The consequences of disruptions in the Strait of Hormuz in small markets in northern Rwanda, southern Niger, or in the highlands of Central Kenya and beyond, mean less food production, less food at the table, and less income for small-scale food producers. This is what a distant conflict looks like at the “first mile” of food systems, where small-scale food producers meet markets, finance and inputs. The projected effects of this crisis will hit hardest in the second half of 2026 as farmers decide how much to plant. This is not an isolated event. These effects are the latest in a chain of economic, climate and geopolitical shocks bearing down on Africa’s rural economies. El Niño conditions expected to emerge in the second half of 2026 add new uncertainty to areas already grappling with climate volatility on top of this latest crisis.

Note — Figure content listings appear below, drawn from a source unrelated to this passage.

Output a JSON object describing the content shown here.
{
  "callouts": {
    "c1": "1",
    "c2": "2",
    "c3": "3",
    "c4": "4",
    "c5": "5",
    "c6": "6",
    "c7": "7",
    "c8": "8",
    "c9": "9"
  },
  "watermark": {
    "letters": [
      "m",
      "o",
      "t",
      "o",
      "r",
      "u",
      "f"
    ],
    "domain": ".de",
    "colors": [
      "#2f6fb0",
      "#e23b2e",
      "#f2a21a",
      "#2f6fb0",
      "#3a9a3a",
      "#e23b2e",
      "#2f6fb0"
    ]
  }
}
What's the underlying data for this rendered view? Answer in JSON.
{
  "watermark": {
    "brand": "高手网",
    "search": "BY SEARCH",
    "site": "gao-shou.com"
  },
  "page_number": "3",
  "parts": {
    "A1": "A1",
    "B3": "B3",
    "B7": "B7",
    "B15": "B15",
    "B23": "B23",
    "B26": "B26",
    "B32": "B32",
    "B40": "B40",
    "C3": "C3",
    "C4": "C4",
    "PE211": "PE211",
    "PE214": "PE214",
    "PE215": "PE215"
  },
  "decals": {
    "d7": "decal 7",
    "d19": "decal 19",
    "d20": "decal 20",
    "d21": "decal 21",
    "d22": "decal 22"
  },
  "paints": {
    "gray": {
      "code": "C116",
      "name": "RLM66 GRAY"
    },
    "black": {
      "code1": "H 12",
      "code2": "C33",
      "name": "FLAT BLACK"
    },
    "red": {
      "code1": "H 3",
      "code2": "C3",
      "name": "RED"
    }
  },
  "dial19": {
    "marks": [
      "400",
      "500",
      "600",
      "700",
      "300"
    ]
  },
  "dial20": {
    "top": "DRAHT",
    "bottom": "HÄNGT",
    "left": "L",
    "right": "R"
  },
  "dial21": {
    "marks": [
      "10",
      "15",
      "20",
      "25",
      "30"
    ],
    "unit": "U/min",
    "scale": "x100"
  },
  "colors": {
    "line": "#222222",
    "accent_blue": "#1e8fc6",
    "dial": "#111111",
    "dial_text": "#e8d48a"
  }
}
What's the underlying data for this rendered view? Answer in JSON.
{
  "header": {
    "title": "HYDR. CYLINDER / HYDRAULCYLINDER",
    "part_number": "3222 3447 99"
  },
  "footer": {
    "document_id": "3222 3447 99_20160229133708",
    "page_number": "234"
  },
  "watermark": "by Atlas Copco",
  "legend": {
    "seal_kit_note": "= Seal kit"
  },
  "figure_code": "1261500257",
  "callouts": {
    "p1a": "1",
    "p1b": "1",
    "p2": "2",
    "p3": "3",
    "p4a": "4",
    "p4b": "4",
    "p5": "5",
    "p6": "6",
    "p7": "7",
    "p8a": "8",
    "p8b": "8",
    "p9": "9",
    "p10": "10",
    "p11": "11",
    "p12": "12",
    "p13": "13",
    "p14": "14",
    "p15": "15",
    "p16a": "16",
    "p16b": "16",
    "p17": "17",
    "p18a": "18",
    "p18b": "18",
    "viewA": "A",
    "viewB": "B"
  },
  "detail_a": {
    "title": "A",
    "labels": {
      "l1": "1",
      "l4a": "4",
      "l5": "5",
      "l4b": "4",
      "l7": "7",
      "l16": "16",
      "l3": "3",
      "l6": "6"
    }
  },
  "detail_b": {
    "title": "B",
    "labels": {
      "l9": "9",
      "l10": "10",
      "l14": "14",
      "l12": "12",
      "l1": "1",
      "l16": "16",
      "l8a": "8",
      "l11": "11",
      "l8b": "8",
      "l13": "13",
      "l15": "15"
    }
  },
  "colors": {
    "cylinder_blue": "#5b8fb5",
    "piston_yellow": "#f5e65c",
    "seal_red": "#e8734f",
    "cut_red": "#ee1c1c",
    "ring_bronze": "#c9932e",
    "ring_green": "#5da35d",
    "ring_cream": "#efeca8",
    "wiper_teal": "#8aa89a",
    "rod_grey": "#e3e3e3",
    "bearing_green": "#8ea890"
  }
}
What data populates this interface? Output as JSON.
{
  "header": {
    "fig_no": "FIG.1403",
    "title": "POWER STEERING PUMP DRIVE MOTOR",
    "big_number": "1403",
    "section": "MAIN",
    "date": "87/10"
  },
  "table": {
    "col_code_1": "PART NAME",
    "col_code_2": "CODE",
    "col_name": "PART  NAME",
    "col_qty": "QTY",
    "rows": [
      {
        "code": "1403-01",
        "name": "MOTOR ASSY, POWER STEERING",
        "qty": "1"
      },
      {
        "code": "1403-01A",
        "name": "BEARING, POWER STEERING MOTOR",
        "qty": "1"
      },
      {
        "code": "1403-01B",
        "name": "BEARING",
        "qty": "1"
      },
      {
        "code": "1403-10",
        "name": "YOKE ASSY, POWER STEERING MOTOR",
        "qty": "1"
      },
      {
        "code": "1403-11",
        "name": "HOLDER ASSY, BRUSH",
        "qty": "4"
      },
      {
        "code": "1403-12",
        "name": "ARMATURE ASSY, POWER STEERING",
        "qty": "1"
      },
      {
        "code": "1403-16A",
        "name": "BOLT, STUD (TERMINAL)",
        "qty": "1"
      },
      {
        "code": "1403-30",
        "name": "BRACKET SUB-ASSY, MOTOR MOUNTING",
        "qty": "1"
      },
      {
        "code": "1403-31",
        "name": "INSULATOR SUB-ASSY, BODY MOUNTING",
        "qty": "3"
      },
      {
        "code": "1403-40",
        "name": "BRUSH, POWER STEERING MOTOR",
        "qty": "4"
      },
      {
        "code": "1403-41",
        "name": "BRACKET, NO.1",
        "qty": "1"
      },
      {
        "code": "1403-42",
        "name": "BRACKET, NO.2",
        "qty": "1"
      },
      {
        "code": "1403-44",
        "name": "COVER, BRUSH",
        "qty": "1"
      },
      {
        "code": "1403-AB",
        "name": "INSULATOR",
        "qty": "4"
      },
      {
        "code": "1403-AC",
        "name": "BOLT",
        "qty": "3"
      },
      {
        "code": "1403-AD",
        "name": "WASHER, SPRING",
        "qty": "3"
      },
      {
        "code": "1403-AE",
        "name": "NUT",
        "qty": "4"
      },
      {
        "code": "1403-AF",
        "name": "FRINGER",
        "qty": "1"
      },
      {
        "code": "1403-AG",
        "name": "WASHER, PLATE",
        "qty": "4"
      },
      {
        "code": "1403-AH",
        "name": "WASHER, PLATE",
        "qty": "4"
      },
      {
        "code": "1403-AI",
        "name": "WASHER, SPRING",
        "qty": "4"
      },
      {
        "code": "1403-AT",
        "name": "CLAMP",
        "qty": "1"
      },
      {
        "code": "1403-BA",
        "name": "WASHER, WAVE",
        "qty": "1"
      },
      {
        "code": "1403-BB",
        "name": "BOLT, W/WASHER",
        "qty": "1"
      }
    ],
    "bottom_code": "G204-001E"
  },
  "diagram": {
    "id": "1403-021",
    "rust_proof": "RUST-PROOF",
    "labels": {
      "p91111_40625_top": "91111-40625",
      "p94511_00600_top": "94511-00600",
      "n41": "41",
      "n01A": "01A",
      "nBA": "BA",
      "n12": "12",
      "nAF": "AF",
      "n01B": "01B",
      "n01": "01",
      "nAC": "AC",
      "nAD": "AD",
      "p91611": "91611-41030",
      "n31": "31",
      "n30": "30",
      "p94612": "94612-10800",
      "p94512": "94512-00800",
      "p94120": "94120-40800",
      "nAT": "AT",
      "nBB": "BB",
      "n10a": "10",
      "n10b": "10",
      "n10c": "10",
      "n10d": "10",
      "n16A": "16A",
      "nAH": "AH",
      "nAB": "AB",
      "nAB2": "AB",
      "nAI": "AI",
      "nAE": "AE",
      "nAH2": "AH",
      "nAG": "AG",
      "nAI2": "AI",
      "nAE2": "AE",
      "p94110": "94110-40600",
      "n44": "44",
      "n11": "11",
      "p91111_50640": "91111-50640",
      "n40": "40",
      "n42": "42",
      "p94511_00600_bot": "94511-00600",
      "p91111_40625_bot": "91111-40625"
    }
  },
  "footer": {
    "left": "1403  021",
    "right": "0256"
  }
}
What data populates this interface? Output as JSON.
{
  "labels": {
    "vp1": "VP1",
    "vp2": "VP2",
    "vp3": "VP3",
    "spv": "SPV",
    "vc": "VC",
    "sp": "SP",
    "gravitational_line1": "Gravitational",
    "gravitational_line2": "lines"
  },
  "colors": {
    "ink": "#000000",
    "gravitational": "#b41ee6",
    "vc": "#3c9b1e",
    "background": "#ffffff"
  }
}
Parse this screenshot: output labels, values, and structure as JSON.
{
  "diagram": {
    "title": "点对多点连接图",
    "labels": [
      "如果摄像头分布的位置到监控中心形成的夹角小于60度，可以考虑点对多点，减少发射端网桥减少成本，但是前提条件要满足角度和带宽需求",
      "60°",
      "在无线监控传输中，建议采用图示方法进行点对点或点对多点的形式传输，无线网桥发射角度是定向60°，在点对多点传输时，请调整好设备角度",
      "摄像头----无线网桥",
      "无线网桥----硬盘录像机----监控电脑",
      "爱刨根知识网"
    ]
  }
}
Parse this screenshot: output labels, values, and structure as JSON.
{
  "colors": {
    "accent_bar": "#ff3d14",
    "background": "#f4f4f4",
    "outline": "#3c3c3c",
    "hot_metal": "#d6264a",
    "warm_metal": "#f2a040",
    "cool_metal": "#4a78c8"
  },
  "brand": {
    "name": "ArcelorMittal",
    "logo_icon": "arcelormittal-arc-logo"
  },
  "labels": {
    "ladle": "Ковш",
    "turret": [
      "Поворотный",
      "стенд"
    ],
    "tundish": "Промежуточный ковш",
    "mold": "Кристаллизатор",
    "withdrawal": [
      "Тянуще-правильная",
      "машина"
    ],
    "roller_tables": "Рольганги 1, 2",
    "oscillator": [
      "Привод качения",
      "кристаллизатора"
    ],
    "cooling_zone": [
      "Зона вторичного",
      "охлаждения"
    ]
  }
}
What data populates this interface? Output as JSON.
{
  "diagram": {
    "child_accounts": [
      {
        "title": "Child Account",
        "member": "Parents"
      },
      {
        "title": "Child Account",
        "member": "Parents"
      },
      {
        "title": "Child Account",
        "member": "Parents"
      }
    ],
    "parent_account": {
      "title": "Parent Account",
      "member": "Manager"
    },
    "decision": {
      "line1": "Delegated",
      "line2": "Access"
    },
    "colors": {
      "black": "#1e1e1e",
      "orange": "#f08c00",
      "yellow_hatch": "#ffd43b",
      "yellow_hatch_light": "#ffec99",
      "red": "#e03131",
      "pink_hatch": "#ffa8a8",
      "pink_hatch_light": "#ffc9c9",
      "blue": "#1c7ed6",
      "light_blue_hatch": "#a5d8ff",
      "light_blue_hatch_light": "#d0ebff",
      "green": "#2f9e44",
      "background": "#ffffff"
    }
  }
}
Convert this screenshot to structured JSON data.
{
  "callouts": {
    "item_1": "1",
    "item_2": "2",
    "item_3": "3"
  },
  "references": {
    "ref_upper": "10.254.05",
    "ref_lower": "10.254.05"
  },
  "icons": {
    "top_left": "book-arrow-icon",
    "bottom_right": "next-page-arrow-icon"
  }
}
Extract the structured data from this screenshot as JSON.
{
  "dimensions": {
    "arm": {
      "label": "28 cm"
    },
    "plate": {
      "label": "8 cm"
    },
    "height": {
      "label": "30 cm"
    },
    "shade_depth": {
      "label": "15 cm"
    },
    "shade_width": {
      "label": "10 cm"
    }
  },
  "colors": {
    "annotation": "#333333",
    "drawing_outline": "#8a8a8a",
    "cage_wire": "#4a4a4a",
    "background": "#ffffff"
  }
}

The result of these compounding shocks is familiar: higher production costs, rising food prices, deeper hunger and greater macroeconomic strain. The IMF has warned of weaker growth and higher inflation in Africa, with median inflation in sub-Saharan Africa projected to reach five per cent by the end of 2026.
On the heels of last week’s African Development Bank Annual Meetings in Brazzaville, the stakes could not be clearer: Africa’s rural economies cannot absorb this level of pressure alone. This moment demands African leadership, partnership, and ambitious investment to not only protect the next harvest, but to build stronger and more sustainable rural economies that are resilient to inevitable future shocks.